Lanny wrote again to say what a mistake his friends were making not to come and witness
Hansi's musical and Irma's social triumphs. This time Johannes's reply was that his business
cares were beginning to wear on him, and that his physicians advised a sea trip. He was
getting the Bessie Budd ready for another cruise, this time a real one; he wanted Hansi and
Bess to meet him at one of the northern French ports, and he hoped that the Budds would
come along— the whole family, Lanny and Irma, Mr. and Mrs. Dingle, Marceline and Baby
Frances, with as many governesses and nurses as they pleased. As before, the cruise would be
to whatever part of the world the Budd family preferred; Johannes suggested crossing the
Atlantic again and visiting Newcastle and Long Island; then, in the autumn, they might go
down to the West Indies, and perhaps through the Panama Canal to California, and if they
wished, to Honolulu and Japan, Bali, Java, India, Persia—all the romantic and scenic and
historic places they could think of. A university under Diesel power!
X
This made it necessary for Irma to come to a decision which she had postponed to the last
moment. Was she going to take the palace for another year? She had got used to it, and had a
competent staff well trained; also she was established as a hostess, and it seemed a shame to
lose all this momentum.
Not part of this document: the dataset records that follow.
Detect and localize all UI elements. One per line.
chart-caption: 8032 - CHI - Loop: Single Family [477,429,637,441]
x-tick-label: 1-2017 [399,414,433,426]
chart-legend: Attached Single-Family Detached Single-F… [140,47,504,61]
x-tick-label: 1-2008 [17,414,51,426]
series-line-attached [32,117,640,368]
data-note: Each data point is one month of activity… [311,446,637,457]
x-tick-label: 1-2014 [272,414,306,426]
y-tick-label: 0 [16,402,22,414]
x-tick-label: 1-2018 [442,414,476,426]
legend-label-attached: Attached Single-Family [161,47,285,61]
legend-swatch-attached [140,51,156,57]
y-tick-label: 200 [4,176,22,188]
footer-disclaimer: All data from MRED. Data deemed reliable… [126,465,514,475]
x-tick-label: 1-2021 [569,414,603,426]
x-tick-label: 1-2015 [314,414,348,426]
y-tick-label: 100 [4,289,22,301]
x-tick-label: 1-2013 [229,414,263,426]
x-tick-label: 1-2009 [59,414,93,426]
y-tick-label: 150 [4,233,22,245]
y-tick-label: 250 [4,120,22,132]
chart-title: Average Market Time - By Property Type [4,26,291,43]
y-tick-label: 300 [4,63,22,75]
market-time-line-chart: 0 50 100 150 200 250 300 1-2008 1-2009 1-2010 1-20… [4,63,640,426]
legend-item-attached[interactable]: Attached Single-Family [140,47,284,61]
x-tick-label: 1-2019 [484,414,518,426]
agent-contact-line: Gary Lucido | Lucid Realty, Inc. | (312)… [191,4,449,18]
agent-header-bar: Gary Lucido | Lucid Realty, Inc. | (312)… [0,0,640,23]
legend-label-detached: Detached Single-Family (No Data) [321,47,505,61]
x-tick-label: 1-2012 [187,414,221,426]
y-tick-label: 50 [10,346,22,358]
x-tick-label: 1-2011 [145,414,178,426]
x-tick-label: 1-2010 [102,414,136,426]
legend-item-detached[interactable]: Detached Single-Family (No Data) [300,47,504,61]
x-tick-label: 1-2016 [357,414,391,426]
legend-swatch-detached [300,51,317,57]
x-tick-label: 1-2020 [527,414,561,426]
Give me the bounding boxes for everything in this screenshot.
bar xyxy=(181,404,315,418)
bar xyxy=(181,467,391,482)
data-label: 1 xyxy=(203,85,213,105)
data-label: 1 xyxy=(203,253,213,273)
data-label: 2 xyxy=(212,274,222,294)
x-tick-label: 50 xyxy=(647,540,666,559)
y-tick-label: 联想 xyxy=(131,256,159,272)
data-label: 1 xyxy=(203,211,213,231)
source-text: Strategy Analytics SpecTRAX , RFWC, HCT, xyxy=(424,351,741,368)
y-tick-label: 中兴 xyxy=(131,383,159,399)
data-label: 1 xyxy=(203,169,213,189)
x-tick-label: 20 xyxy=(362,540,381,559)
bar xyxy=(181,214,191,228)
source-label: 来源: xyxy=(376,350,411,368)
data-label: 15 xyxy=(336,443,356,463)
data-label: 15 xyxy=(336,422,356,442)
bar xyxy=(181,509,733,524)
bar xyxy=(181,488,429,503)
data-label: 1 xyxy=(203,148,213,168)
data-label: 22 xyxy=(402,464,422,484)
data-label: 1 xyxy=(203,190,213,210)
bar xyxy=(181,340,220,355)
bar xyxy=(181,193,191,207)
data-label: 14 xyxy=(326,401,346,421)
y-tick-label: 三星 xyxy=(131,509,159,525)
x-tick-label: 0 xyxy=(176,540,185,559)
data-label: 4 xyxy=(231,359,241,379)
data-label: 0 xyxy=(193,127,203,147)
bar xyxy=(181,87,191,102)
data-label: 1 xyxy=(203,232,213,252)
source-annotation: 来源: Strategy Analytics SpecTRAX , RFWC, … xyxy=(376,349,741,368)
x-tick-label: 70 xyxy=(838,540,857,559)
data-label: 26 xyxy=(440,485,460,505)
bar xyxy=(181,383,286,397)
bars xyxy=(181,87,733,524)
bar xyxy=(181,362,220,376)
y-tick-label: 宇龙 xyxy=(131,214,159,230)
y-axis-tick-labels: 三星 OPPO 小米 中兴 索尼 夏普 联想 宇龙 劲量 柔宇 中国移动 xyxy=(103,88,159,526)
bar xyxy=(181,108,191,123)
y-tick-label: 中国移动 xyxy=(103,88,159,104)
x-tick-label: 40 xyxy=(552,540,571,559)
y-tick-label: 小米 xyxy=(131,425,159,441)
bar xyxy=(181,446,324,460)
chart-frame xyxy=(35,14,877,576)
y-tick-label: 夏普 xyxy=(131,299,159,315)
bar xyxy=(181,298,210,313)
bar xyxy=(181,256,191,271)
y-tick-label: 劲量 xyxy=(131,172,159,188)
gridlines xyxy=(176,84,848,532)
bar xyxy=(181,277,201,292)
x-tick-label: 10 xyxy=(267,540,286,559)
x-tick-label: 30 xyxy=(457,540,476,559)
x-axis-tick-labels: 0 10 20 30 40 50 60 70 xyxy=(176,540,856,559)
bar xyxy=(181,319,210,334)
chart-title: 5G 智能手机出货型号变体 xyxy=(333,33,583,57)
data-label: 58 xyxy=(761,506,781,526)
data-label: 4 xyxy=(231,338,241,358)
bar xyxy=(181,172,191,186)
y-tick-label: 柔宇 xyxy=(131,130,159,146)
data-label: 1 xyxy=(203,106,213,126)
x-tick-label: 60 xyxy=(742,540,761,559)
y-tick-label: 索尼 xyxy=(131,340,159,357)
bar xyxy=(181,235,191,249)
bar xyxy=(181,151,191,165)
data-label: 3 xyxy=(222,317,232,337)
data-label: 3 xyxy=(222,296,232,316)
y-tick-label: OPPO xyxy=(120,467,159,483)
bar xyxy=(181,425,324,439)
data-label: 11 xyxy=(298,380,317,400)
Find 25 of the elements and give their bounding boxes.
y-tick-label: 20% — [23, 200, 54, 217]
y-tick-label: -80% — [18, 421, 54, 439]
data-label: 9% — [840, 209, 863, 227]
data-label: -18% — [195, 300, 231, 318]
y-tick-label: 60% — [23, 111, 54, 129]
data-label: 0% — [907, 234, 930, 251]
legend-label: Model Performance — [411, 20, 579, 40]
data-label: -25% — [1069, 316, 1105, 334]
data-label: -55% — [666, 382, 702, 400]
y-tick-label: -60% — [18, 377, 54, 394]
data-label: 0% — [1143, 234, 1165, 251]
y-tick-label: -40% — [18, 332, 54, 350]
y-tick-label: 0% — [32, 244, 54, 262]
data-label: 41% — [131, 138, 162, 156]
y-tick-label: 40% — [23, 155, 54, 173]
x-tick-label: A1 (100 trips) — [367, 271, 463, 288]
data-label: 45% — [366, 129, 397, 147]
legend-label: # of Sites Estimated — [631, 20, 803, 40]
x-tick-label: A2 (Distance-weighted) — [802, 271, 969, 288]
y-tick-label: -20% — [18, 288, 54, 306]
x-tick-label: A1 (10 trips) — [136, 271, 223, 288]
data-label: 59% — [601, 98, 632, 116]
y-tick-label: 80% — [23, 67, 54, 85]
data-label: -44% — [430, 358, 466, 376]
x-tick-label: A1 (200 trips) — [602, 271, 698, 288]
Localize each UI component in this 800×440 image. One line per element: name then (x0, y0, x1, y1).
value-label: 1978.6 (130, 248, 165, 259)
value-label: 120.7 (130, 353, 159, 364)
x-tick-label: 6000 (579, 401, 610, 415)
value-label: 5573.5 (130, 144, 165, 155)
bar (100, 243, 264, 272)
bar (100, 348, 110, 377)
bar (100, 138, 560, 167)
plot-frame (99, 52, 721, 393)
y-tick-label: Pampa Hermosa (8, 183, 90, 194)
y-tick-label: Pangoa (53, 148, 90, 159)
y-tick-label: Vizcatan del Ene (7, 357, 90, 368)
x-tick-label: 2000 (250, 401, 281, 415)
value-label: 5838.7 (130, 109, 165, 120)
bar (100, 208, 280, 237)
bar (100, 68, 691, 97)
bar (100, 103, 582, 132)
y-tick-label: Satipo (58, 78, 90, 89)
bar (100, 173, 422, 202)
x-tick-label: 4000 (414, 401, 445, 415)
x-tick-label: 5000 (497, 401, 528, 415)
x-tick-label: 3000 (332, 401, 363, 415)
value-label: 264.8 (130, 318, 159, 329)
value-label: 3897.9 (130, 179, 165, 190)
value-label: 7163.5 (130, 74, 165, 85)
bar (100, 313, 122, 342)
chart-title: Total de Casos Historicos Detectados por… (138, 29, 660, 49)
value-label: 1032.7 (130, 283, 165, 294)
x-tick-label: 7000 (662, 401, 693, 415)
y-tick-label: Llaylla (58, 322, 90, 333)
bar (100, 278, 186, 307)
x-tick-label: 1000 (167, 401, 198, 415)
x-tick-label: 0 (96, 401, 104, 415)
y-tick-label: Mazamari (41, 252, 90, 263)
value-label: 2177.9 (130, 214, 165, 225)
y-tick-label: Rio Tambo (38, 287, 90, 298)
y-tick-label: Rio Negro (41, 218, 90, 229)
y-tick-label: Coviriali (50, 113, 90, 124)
But, on the other hand, money was growing scarcer and scarcer. The
dreadful depression—Lanny had shown her the calculations of an economist that it had cost
the United States half a dozen times the cost of the World War. Thanks to the Reconstruction
Finance Corporation, interest payments on industrial bonds were being met, but many of
Irma's "blue chip" stocks were paying no dividends, and she was telling her friends that she
was living on chocolate, biscuits, and Coca-Cola—meaning not that these were her diet, but
her dividends.
She had Shore Acres on her hands with its enormous overhead; she had had to cut down on
her mother, and the mother in turn had notified all the help that they might stay on and work
for their keep, but there would be no more salaries. Even so, the food bill was large, and the
taxes exorbitant—when were taxes not? Mrs. Barnes's letters conveyed to her daughter a sense
of near destitution.
"You don't really care very much for this palace, do you, Lanny?" So asked the distressed one,
lying in the pink satin splendor of the bed in which Madame de Maintenon was reputed to
have entertained the Sun King.
"You know, dear, I don't undertake to tell you how to spend your money."
"But I'm asking you."
"You know without asking. If you spend more money than you have, you're poor, no matter
what the amount is."
"Do you think if we come back to Paris after the depression, I'll be able to start as a hostess
again?"
"It depends entirely upon how much of your money you have managed to hold on to."
"Oh, Lanny, you're horrid!" exclaimed the hostess.
"You asked for it," he chuckled.
Nearly a year had passed since the Queen Mother had seen her grandchild, and that was
something to be taken into consideration. Her satisfaction would be boundless; and it would
be a pleasure to meet all those New York friends and hear the gossip. Lanny could stand it if it
wasn't for too long. And what a relief to Uncle Joseph Barnes, trustee and manager of the
Barnes estate, to know that his charge wouldn't be drawing any checks for a year!
"Lanny, do you suppose that Johannes can really afford to take care of us all that time?"
"He could go alone if he preferred," replied the son of Budd's. "As a matter of fact, I suspect
the rascal has more money now than ever before in his life. He makes it going and coming;
whether times are good or bad; whether the market goes up or down."